Restaurants were particularly affected at the onset of COVID-19 and, on top of that, research suggests the industry is most at risk during the pandemic. A study from the University of California at San Francisco found that line cooks were the profession with the most deaths from COVID-19 from March 2020 to October 2020.

The pandemic has been mixed for West Star Aviation. The company, which provides a range of services from aircraft maintenance to painting work, has held two job fairs since June. The most recent took place Thursday at its location at 2465 Patterson Road.

Dave Krogman, who spoke on behalf of West Star, said the company had a plethora of jobs to replace as well as new job postings.

“When you add up, we have almost 520 employees, but it was difficult to get people to come here,” he said. “One of our biggest challenges is letting people know that we are here.

According to a recent study by the Grand Junction Economic Partnership, West Star is Mesa County’s 10th largest employer with nearly 500 employees.

Krogman said one advantage of West Star is that the job provides opportunities for promotion and certification, as well as apprenticeships. Some jobs also do not require previous aviation training or experience.

“There was a kid who came out today who is in school and looking for a job, while a former oil worker came looking for a career change,” Krogman said. “These are the people we usually meet, but it’s for a variety of reasons.”

Angela, who has requested that her last name not be released, has struggled for the past 18 months with her job search.

She was at the Workforce Center Career Fair on September 1, looking for opportunities in addiction counseling.

“The job I had in 2020, I worked as needed and we didn’t need much. By the end of the year it was clear that I wasn’t working a lot, so I got another job, which didn’t work, ”she said. “It’s like a rafting trip, it’s been so bumpy.”

She already has a gig as a part-time artist-in-residence at two local schools, but working two five-hour days is not enough to support her or her six-year-old grandson. Now she is trying to find a stable but fulfilling income.

Some economists in the country believe that many people find themselves in situations similar to Angela’s.

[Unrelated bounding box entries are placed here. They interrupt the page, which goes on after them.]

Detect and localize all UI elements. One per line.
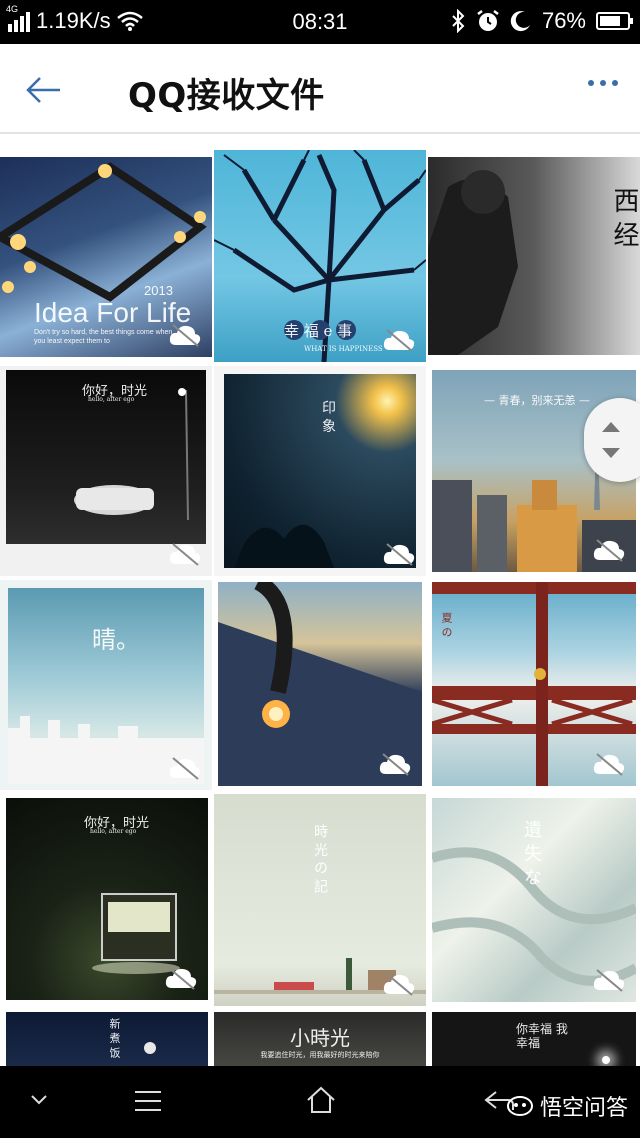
cloud-off-icon [593,539,625,562]
cloud-off-icon [165,967,197,990]
tile-caption: — 青春，别来无恙 — [484,394,590,407]
tile-caption: 你幸福 我幸福 [516,1022,568,1050]
tile-subcaption: 我要追住时光，用我最好的时光来陪你 [260,1051,380,1059]
status-bar: 4G 1.19K/s 08:31 76% [0,0,640,44]
image-tile[interactable]: 夏 の [432,582,636,786]
cloud-off-icon [169,543,201,566]
more-dots-icon[interactable] [588,80,618,86]
image-tile[interactable]: Idea For Life 2013 Don't try so hard, th… [0,157,212,357]
tile-photo [8,588,204,784]
battery-fill [600,16,620,26]
tile-subcaption: WHAT IS HAPPINESS [304,345,383,353]
cloud-off-icon [383,329,415,352]
watermark: 悟空问答 [506,1090,628,1122]
cloud-off-icon [383,543,415,566]
watermark-text: 悟空问答 [539,1096,628,1121]
tile-caption: 西 经 [609,187,639,248]
image-tile[interactable] [218,582,422,786]
tile-caption: 夏 の [440,612,453,638]
up-down-arrows-icon [602,422,620,458]
tile-caption: 時 光 の 記 [312,824,328,894]
cloud-off-icon [383,973,415,996]
system-navigation-bar: 悟空问答 [0,1066,640,1138]
battery-percent: 76% [541,8,586,33]
alarm-icon [477,10,499,31]
tile-subcaption: 2013 [144,283,173,298]
image-tile[interactable]: 你好，时光 hello, after ego [0,366,212,576]
chevron-down-icon[interactable] [30,1094,48,1106]
tile-caption: 幸 福 e 事 [284,322,353,340]
image-tile[interactable]: 小時光 我要追住时光，用我最好的时光来陪你 [214,1012,426,1066]
image-tile[interactable]: 幸 福 e 事 WHAT IS HAPPINESS [214,150,426,362]
page-title: QQ接收文件 [128,76,325,116]
fast-scroll-handle[interactable] [584,398,640,482]
tile-subcaption: hello, after ego [88,396,135,403]
image-tile[interactable]: 印 象 [214,366,426,576]
tile-tagline: Don't try so hard, the best things come … [34,329,173,345]
image-tile[interactable]: 你幸福 我幸福 [432,1012,636,1066]
cloud-off-icon [593,969,625,992]
status-right: 76% [450,8,633,34]
cloud-off-icon [169,324,201,347]
home-icon[interactable] [306,1086,336,1114]
tile-caption: 晴。 [92,626,140,654]
image-tile[interactable]: 西 经 [428,157,640,355]
moon-shape [144,1042,156,1054]
cloud-off-icon [593,753,625,776]
bluetooth-icon [452,9,465,33]
arrow-left-icon[interactable] [24,70,64,110]
menu-icon[interactable] [134,1090,162,1112]
image-tile[interactable]: 你好，时光 hello, after ego [6,798,208,1000]
tile-caption: 新 煮 饭 [108,1018,121,1058]
image-tile[interactable]: 新 煮 饭 [6,1012,208,1066]
cloud-off-icon [169,757,201,780]
tile-caption: 印 象 [320,400,336,433]
tile-subcaption: hello, after ego [90,828,137,835]
wukong-logo-icon [506,1096,533,1116]
image-tile[interactable]: 時 光 の 記 [214,794,426,1006]
cloud-off-icon [379,753,411,776]
light-spot [602,1056,610,1064]
moon-icon [510,11,530,32]
tile-caption: 小時光 [290,1026,350,1050]
app-bar: QQ接收文件 [0,44,640,134]
tile-caption: 遺 失 な [521,820,542,886]
battery-icon [596,12,633,30]
image-tile[interactable]: 遺 失 な [432,798,636,1002]
image-tile[interactable]: 晴。 [0,580,212,790]
image-grid[interactable]: Idea For Life 2013 Don't try so hard, th… [0,134,640,1066]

Steven Deller, an economist at the University of Wisconsin-Madison, told Wisconsin Public Radio on September 8 that child care and safety issues with the delta variant of COVID-19 will keep people on the sidelines, and that low-wage jobs will be the most impacted.

Some, like President Joe Biden, argue that since low-paying jobs are open, it should encourage better working conditions and pay. Others argue that it hurts local businesses.

Angela said she had heard all of these arguments, but thought there was a better way.

Angela also said that a person should be happy where they work.

“Life is too short to work where you are not happy. I prefer to work in a place that respects me as a person and accommodates me. I am raising a 6 year old child, so I need a job that allows me to pick him up from school, ”she said. “Pay us more money. We are worth it.